Numa espécie de “tenda do Chapitô”, que se ergue após a entrada do público em sala, encontra-se a loja de Maria, amiga de Tolerância e Dutempo. É à porta desse estabelecimento, aparentemente inofensivo, que se encontra Zeca, um protagonista sem rosto, que só queria gomas e se vê encurralado por três personagens tão exuberantes quanto ameaçadoras. Por entre uma verborreia inesperada de acusações e súplicas, a acção parece empurrar-nos a todos para o abismo onde habitam os seres mais execráveis à face da terra. A mola mestra é o mais humano dos sentimentos ‒ o amor (o Zeca diz que as gomas são para a mulher) e o medo com que vivemos quando há amor (ou falta dele).

“Estamos a ver e a pensar ‘coitado, não está a perceber nada, eu também não, deixa lá ver onde isto vai dar’, porque, no fundo, não conseguimos desviar o olhar, queremos perceber, encontrar o sentido. O ele estar sempre de costas é, de facto, propositado. Os espectadores estão na mesma situação desse Zeca, que está ali naquele sítio, sem perceber bem como é que lá chegou e o que está a acontecer”, partilha Gonçalo, sem querer revelar demasiado. “É um sonho, no final acorda-se”, diz. Bem tentamos acordar, mas sabemos como a realidade pode ser tão cruel quanto os últimos 45 minutos de sobressalto que se viveram em palco.

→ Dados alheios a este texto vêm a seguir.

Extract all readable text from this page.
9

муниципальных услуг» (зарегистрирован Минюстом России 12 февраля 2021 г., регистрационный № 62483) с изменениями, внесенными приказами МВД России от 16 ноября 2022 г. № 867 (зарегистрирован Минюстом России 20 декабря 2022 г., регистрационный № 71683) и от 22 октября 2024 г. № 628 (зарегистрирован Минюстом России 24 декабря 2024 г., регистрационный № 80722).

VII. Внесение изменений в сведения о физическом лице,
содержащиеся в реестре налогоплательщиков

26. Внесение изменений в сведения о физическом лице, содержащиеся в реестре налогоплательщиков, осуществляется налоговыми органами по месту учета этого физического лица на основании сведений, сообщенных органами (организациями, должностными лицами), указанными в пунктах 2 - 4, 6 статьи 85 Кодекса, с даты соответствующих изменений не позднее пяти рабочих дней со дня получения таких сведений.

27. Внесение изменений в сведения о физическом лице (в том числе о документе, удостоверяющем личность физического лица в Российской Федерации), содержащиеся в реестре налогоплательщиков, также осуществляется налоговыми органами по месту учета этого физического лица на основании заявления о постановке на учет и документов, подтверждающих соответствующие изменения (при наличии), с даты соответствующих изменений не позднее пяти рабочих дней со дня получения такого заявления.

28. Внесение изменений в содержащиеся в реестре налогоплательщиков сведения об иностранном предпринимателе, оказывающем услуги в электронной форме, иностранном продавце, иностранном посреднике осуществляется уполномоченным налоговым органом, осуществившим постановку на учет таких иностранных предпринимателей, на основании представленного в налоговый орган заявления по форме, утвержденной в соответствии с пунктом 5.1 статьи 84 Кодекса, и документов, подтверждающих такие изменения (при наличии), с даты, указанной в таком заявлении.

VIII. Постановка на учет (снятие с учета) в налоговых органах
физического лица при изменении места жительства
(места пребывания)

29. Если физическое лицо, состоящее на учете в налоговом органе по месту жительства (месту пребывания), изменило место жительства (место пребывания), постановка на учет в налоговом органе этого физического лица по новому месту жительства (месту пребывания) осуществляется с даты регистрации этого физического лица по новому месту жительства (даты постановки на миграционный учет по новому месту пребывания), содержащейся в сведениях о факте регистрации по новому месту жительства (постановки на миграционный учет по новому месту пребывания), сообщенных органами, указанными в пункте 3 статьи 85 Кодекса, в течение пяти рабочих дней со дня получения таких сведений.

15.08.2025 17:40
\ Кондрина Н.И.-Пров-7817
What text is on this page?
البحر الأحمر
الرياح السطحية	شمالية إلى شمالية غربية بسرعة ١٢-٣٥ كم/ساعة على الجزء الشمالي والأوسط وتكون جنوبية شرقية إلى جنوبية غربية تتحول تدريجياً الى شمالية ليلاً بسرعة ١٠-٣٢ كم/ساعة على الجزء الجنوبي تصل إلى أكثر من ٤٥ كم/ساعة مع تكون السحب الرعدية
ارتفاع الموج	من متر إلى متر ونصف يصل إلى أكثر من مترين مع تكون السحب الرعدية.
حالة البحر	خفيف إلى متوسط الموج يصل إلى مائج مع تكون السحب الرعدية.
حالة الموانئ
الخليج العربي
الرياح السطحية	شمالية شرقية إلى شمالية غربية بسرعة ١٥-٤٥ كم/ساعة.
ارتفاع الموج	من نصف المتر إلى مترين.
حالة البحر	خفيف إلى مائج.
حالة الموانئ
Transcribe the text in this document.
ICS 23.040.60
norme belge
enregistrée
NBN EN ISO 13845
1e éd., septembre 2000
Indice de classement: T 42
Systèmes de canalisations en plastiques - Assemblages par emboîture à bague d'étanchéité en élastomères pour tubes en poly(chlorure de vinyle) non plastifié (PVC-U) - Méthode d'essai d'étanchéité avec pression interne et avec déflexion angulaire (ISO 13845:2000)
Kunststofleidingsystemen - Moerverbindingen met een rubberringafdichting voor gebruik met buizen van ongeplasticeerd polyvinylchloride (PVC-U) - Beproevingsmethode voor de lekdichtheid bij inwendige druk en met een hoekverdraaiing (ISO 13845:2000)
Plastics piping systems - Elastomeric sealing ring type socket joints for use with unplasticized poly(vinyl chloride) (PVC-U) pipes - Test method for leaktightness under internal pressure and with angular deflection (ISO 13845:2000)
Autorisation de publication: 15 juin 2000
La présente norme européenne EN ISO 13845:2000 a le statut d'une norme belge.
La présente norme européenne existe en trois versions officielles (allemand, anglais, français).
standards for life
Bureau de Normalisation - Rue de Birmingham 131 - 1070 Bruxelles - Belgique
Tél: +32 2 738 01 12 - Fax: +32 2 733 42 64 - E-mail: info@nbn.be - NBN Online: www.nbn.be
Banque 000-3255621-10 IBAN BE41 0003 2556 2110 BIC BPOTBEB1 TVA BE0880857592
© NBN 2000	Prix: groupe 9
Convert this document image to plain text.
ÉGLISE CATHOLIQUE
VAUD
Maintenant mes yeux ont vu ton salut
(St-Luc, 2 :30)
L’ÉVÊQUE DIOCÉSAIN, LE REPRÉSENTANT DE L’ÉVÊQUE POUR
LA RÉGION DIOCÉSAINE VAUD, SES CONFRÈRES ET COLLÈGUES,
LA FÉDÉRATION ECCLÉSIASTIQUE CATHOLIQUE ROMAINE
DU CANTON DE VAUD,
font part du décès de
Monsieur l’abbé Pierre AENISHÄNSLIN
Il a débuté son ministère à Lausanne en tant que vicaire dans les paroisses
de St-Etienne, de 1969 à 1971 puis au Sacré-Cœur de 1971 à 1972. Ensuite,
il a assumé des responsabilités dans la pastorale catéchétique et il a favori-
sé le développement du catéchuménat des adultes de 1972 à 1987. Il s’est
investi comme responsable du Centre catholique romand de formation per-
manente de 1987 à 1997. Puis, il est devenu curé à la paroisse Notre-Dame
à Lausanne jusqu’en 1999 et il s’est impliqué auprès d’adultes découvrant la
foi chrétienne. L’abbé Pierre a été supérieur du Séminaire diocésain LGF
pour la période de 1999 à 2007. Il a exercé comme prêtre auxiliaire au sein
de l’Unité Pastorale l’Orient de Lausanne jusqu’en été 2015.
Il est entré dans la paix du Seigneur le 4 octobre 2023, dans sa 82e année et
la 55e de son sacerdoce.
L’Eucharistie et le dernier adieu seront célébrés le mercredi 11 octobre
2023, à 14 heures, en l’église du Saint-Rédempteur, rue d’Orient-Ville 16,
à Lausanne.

Com interpretação de Francisco Pereira de Almeida, Gonçalo Egito, Miguel Galamba e Rogério Vale, Guloseimas fala-nos de tolerância e gentileza, de compromissos e privilégios, do peso das palavras e da ilusão das imagens, da cidade e das dores e deleites que nascem nesses espaços urbanos, do céu e do inferno e de outras inquietações quotidianas. Após a estreia na sexta-feira, repete-se “o circo” no dia seguinte, 24 de Julho, pelas 21.00. Os bilhetes (5,35€) já estão à venda na plataforma See Tickets.

Teatro Taborda. Costa do Castelo, 75. Sex 21.30 e Sáb 21.00. 5,35€.